Book review: Hero
Sunday, October 21st, 2007One might think that author Perry Moore (executive producer of The Lion, The Witch and the Wardrobe movie) send me a questionnaire asking exactly what would make me love a book. Hero is instantly being placed among my most prized pieces of fiction: Mercedes Lackey’s The Last Herald-Mage Trilogy, Marvel Comic’s Young Avengers trades, my DVDs of Beautiful Thing and Latter Days, and my black market recordings of Bare (official album being released this Tuesday!)
Hero combines the things that always get to me:
- A teenage coming out story
- A sappy love story
- Genre form I already enjoy
- At least one scene that makes me cry (usually involving unexpected love and support from the family, but not always)
So, yes, I loved it. However, I can’t really fully review it without seriously spoiling it, and I really do recommend you read it, so the rest of my comments are after the jump…
First off, it’s impossible to read Soon I Will Be Invincible and Hero back-to-back without comparing the two. SIWBI is a darker story, less uplifting and less neat in its resolution (as is necessary for a novel asking you to sympathize with a super-villain). SIWBI was also more clever in the use of superhero archetypes and stock stories, and did a better job of adding unexpected twists to the story. Hero, on the other hand, goes to a more emotionally touching place, but ends on a clear high note where the heroes save the day and find love. SIWBI may be darker in tone, but Hero actually kills people off.
In Hero, Thom is the son of a Batman-type hero, Major Might, who never had any actual superpowers, but was world-famous as he fought evil on the strength of his own wit, training, and determination. Something went terribly wrong, and in the process of saving the world from an alien monster, he allowed thousands of people to die. Hated and reviled, he retired from superheroics and did his best to bring up his son. His anger and shame ate at him until his wife (Invisible Lass) left him to raise Thom alone.
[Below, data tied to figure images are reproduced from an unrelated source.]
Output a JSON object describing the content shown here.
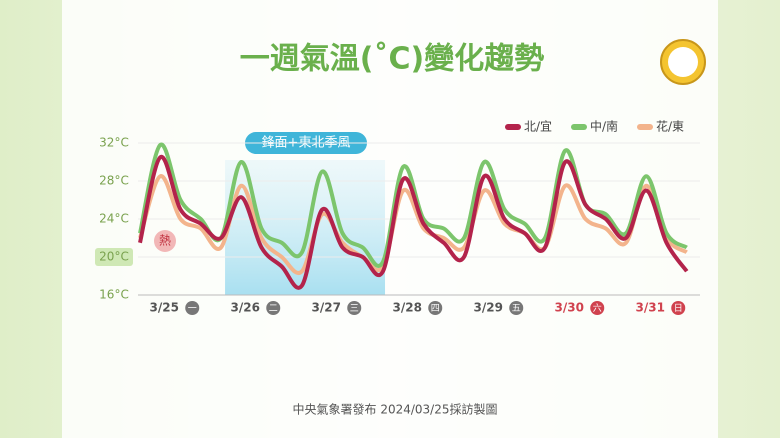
{
  "chart_data": {
    "type": "line",
    "title": "一週氣溫(˚C)變化趨勢",
    "source": "中央氣象署發布 2024/03/25採訪製圖",
    "annotation": "鋒面+東北季風",
    "hot_label": "熱",
    "categories": [
      null,
      "3/25",
      null,
      null,
      null,
      "3/26",
      null,
      null,
      null,
      "3/27",
      null,
      null,
      null,
      "3/28",
      null,
      null,
      null,
      "3/29",
      null,
      null,
      null,
      "3/30",
      null,
      null,
      null,
      "3/31",
      null,
      null
    ],
    "weekday_labels": [
      "一",
      "二",
      "三",
      "四",
      "五",
      "六",
      "日"
    ],
    "series": [
      {
        "name": "北/宜",
        "color": "#b3234b",
        "values": [
          21.5,
          30.5,
          25,
          23.5,
          22,
          26.3,
          21,
          19,
          17,
          25,
          21,
          20,
          18.5,
          28.2,
          23.5,
          21.5,
          20,
          28.5,
          24,
          22.5,
          21,
          30,
          25.5,
          24,
          22,
          27,
          21.5,
          18.5
        ]
      },
      {
        "name": "中/南",
        "color": "#7cc56c",
        "values": [
          22.5,
          31.8,
          26,
          24,
          22,
          30,
          23,
          21.5,
          20.5,
          29,
          22.5,
          21,
          19.5,
          29.5,
          24,
          23,
          22,
          30,
          25,
          23.5,
          22,
          31.2,
          25.5,
          24.5,
          22.5,
          28.5,
          22.5,
          21
        ]
      },
      {
        "name": "花/東",
        "color": "#f3b48c",
        "values": [
          22,
          28.5,
          24,
          23,
          21,
          27.5,
          22,
          20,
          18.5,
          24.5,
          21.5,
          20,
          19,
          27,
          23,
          22,
          21,
          27,
          23.5,
          22.5,
          21,
          27.5,
          24,
          23,
          21.5,
          27.5,
          22,
          20.5
        ]
      }
    ],
    "ylim": [
      16,
      32
    ],
    "yticks": [
      {
        "value": 16,
        "label": "16°C"
      },
      {
        "value": 20,
        "label": "20°C"
      },
      {
        "value": 24,
        "label": "24°C"
      },
      {
        "value": 28,
        "label": "28°C"
      },
      {
        "value": 32,
        "label": "32°C"
      }
    ],
    "grid": true
  }
}
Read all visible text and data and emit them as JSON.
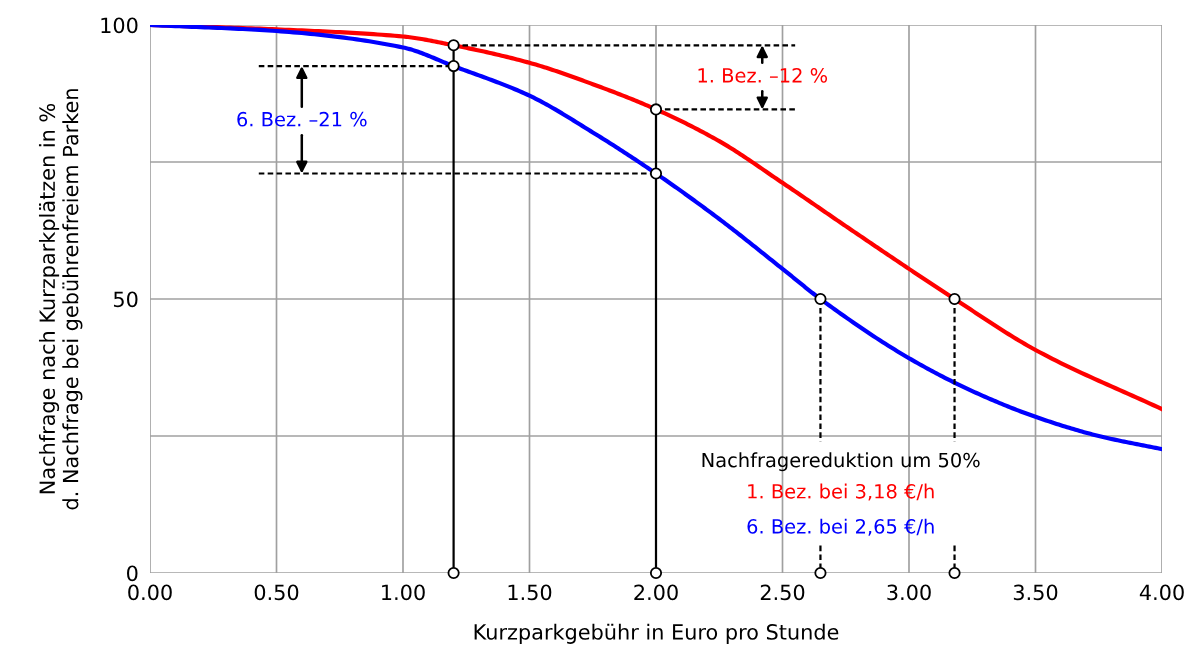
{
  "chart_data": {
    "type": "line",
    "xlabel": "Kurzparkgebühr in Euro pro Stunde",
    "ylabel": "Nachfrage nach Kurzparkplätzen in %\nd. Nachfrage bei gebührenfreiem Parken",
    "xlim": [
      0,
      4
    ],
    "ylim": [
      0,
      100
    ],
    "xticks": [
      {
        "value": 0,
        "label": "0.00"
      },
      {
        "value": 0.5,
        "label": "0.50"
      },
      {
        "value": 1,
        "label": "1.00"
      },
      {
        "value": 1.5,
        "label": "1.50"
      },
      {
        "value": 2,
        "label": "2.00"
      },
      {
        "value": 2.5,
        "label": "2.50"
      },
      {
        "value": 3,
        "label": "3.00"
      },
      {
        "value": 3.5,
        "label": "3.50"
      },
      {
        "value": 4,
        "label": "4.00"
      }
    ],
    "yticks": [
      0,
      {
        "value": 25,
        "label": null
      },
      50,
      {
        "value": 75,
        "label": null
      },
      100
    ],
    "grid": true,
    "legend": false,
    "series": [
      {
        "color": "#ff0000",
        "x": [
          0,
          0.5,
          1.0,
          1.2,
          1.5,
          1.75,
          2.0,
          2.25,
          2.5,
          2.75,
          3.0,
          3.18,
          3.5,
          4.0
        ],
        "values": [
          100,
          99.2,
          97.9,
          96.3,
          93.1,
          89.2,
          84.6,
          78.8,
          71.2,
          63.3,
          55.5,
          50,
          40.7,
          29.9
        ]
      },
      {
        "color": "#0000ff",
        "x": [
          0,
          0.5,
          1.0,
          1.2,
          1.5,
          1.75,
          2.0,
          2.25,
          2.5,
          2.65,
          3.0,
          3.25,
          3.5,
          3.75,
          4.0
        ],
        "values": [
          100,
          98.9,
          95.9,
          92.5,
          87.1,
          80.4,
          72.9,
          64.6,
          55.5,
          50,
          39.2,
          33.2,
          28.5,
          25.0,
          22.6
        ]
      },
      {
        "type": "line",
        "color": "#000000",
        "line_style": "solid",
        "x": [
          1.2,
          1.2
        ],
        "values": [
          0,
          96.3
        ]
      },
      {
        "type": "line",
        "color": "#000000",
        "line_style": "solid",
        "x": [
          2.0,
          2.0
        ],
        "values": [
          0,
          84.6
        ]
      },
      {
        "type": "line",
        "color": "#000000",
        "line_style": "dashed",
        "x": [
          1.2,
          2.55
        ],
        "values": [
          96.3,
          96.3
        ]
      },
      {
        "type": "line",
        "color": "#000000",
        "line_style": "dashed",
        "x": [
          2.0,
          2.55
        ],
        "values": [
          84.6,
          84.6
        ]
      },
      {
        "type": "line",
        "color": "#000000",
        "line_style": "dashed",
        "x": [
          0.43,
          1.2
        ],
        "values": [
          92.5,
          92.5
        ]
      },
      {
        "type": "line",
        "color": "#000000",
        "line_style": "dashed",
        "x": [
          0.43,
          2.0
        ],
        "values": [
          72.9,
          72.9
        ]
      },
      {
        "type": "line",
        "color": "#000000",
        "line_style": "dashed",
        "x": [
          2.65,
          2.65
        ],
        "values": [
          50,
          24
        ]
      },
      {
        "type": "line",
        "color": "#000000",
        "line_style": "dashed",
        "x": [
          3.18,
          3.18
        ],
        "values": [
          50,
          24
        ]
      },
      {
        "type": "line",
        "color": "#000000",
        "line_style": "dashed",
        "x": [
          2.65,
          2.65
        ],
        "values": [
          5,
          0
        ]
      },
      {
        "type": "line",
        "color": "#000000",
        "line_style": "dashed",
        "x": [
          3.18,
          3.18
        ],
        "values": [
          5,
          0
        ]
      },
      {
        "type": "scatter",
        "color": "#000000",
        "marker": "circle",
        "x": [
          1.2,
          2.0,
          1.2,
          2.0,
          2.65,
          3.18,
          1.2,
          2.0,
          2.65,
          3.18
        ],
        "values": [
          96.3,
          84.6,
          92.5,
          72.9,
          50,
          50,
          0,
          0,
          0,
          0
        ]
      }
    ],
    "annotations": [
      {
        "text": "1. Bez. –12 %",
        "x": 2.42,
        "y": 96.3
      },
      {
        "text": "6. Bez. –21 %",
        "x": 0.6,
        "y": 92.5
      },
      "Nachfragereduktion um 50%",
      "1. Bez. bei 3,18 €/h",
      "6. Bez. bei 2,65 €/h"
    ]
  }
}
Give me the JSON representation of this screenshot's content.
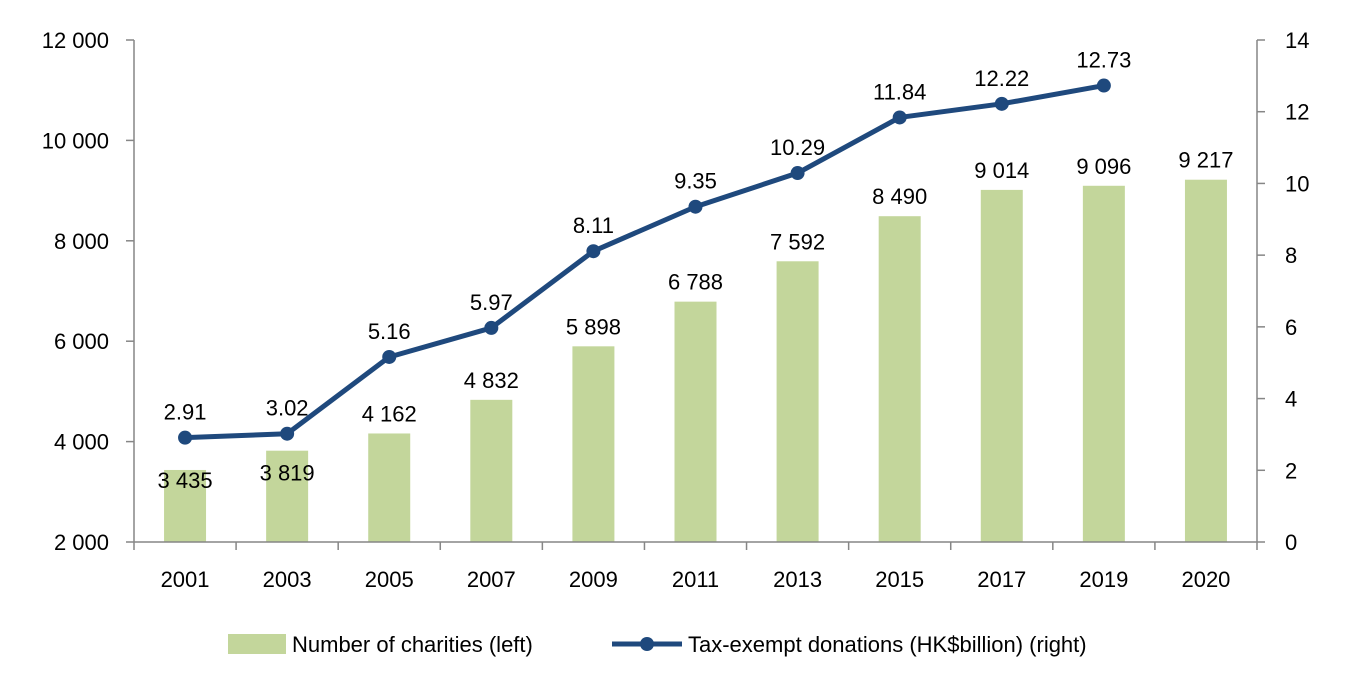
{
  "chart_data": {
    "type": "bar+line",
    "categories": [
      "2001",
      "2003",
      "2005",
      "2007",
      "2009",
      "2011",
      "2013",
      "2015",
      "2017",
      "2019",
      "2020"
    ],
    "series": [
      {
        "name": "Number of charities (left)",
        "type": "bar",
        "axis": "left",
        "values": [
          3435,
          3819,
          4162,
          4832,
          5898,
          6788,
          7592,
          8490,
          9014,
          9096,
          9217
        ],
        "labels": [
          "3 435",
          "3 819",
          "4 162",
          "4 832",
          "5 898",
          "6 788",
          "7 592",
          "8 490",
          "9 014",
          "9 096",
          "9 217"
        ],
        "color": "#c3d69b"
      },
      {
        "name": "Tax-exempt donations (HK$billion) (right)",
        "type": "line",
        "axis": "right",
        "values": [
          2.91,
          3.02,
          5.16,
          5.97,
          8.11,
          9.35,
          10.29,
          11.84,
          12.22,
          12.73,
          null
        ],
        "labels": [
          "2.91",
          "3.02",
          "5.16",
          "5.97",
          "8.11",
          "9.35",
          "10.29",
          "11.84",
          "12.22",
          "12.73",
          ""
        ],
        "color": "#1f497d"
      }
    ],
    "left_axis": {
      "range": [
        2000,
        12000
      ],
      "ticks": [
        "2 000",
        "4 000",
        "6 000",
        "8 000",
        "10 000",
        "12 000"
      ],
      "tick_values": [
        2000,
        4000,
        6000,
        8000,
        10000,
        12000
      ]
    },
    "right_axis": {
      "range": [
        0,
        14
      ],
      "ticks": [
        "0",
        "2",
        "4",
        "6",
        "8",
        "10",
        "12",
        "14"
      ],
      "tick_values": [
        0,
        2,
        4,
        6,
        8,
        10,
        12,
        14
      ]
    },
    "grid": false,
    "legend": "bottom",
    "title": "",
    "xlabel": "",
    "ylabel": ""
  }
}
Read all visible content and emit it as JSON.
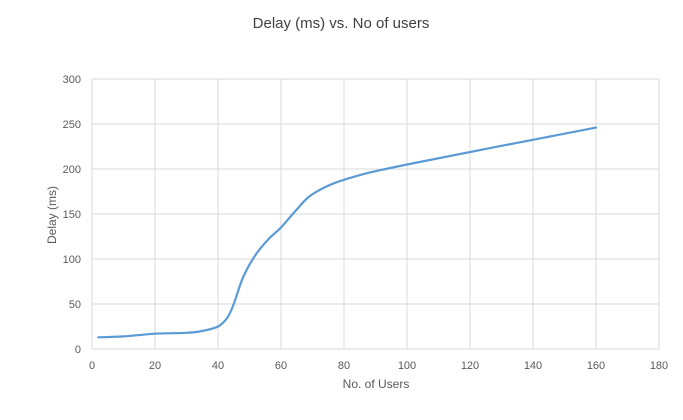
{
  "chart_data": {
    "type": "line",
    "title": "Delay (ms) vs. No of users",
    "xlabel": "No. of Users",
    "ylabel": "Delay (ms)",
    "xlim": [
      0,
      180
    ],
    "ylim": [
      0,
      300
    ],
    "x_ticks": [
      0,
      20,
      40,
      60,
      80,
      100,
      120,
      140,
      160,
      180
    ],
    "y_ticks": [
      0,
      50,
      100,
      150,
      200,
      250,
      300
    ],
    "grid": true,
    "legend": "none",
    "series": [
      {
        "color": "#5B9BD5",
        "x": [
          2,
          10,
          20,
          30,
          35,
          40,
          43,
          45,
          48,
          52,
          56,
          60,
          65,
          70,
          80,
          100,
          160
        ],
        "y": [
          13,
          14,
          17,
          18,
          20,
          25,
          35,
          50,
          80,
          105,
          122,
          135,
          155,
          172,
          188,
          205,
          246
        ]
      }
    ]
  }
}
The novel picks up as Thom, a high school basketball star, is coming to grips with the fact that he seems to be able to heal people and that he’s gay. I love that the novel doesn’t waste time with Thom figuring this out, but figuring out how to come out about being queer and superpowered instead. His father hates both. Thom gets off on free previews of superhero porn online (in a world where they’re real, of course it would exist), can’t bring himself to enter the local gay bar, and is terrified at how much people will hate him (especially his homophobic father) when they find out. He’s afraid to test his powers except in emergencies, isn’t allowed to talk about his father’s past or ask questions about his mother.
His troubles and his efforts to be a good citizen (volunteering at a youth center) put him into contact with Goran, a boy he can’t seem to say the right thing around. When Thom tries to run away, he gets caught up in a fight with super-villains and the mysterious loner Dark Hero. After saving some lives, the League offers him the opportunity to try out for their huge roster of heroes. The Dark Hero (a very Batman-like figure) seems disappointed and begins shadowing Thom. If you’ve already linked Goran and the Dark Hero in your mind, you picked up on one of the book’s biggest “secrets” as early as I did. If you’ve also guessed that this will be true love… okay, so anyone who knows the rules of economy of characters can figure out some important plot points. Not just the romantic ones, but also things like who the ultimate villain of the story will be and who will die at the end of act 2.
Speaking of the ultimate villain–Moore does one incredibly interesting thing that I respected, even if I guessed it less than halfway in. Justice, the leader of the league, is an alien from a destroyed world with eye beams, flight, superspeed, superstrength, near invincibility… the only thing that hurts him are fragments of purple rock from his destroyed planet. Yeah, it’s impossible not to just think “Superman” every time he pops up. The only unique power justice added was mind control, which was necessary for the plot. What Moore does that makes it interesting is that he turns Justice into the villain. A selfish, evil, angry, callous villain willing to destroy the planet to end his own loneliness. It makes the loneliness of Clark Kent in Smallville and Superman Returns seems to hold so much more potential to turn sinister.
Anyway, just like SIWBI, the characters were unique and memorable. Moore does a great job of diving into the psyche of people who lived in a world where superheroes were real. Heroes even ups the ante over SIWBI, using alien monsters and nearly god-like super-powers in the story along with seemingly lame powers like making people sick or no powers at all.
Over the course of the story, Thom must explore his past, uncover the secrets his parents tried to hide, learn to be part of a team that doesn’t want him, make difficult choices between doing the right thing and doing the selfish thing, and save the world. What’s not to love?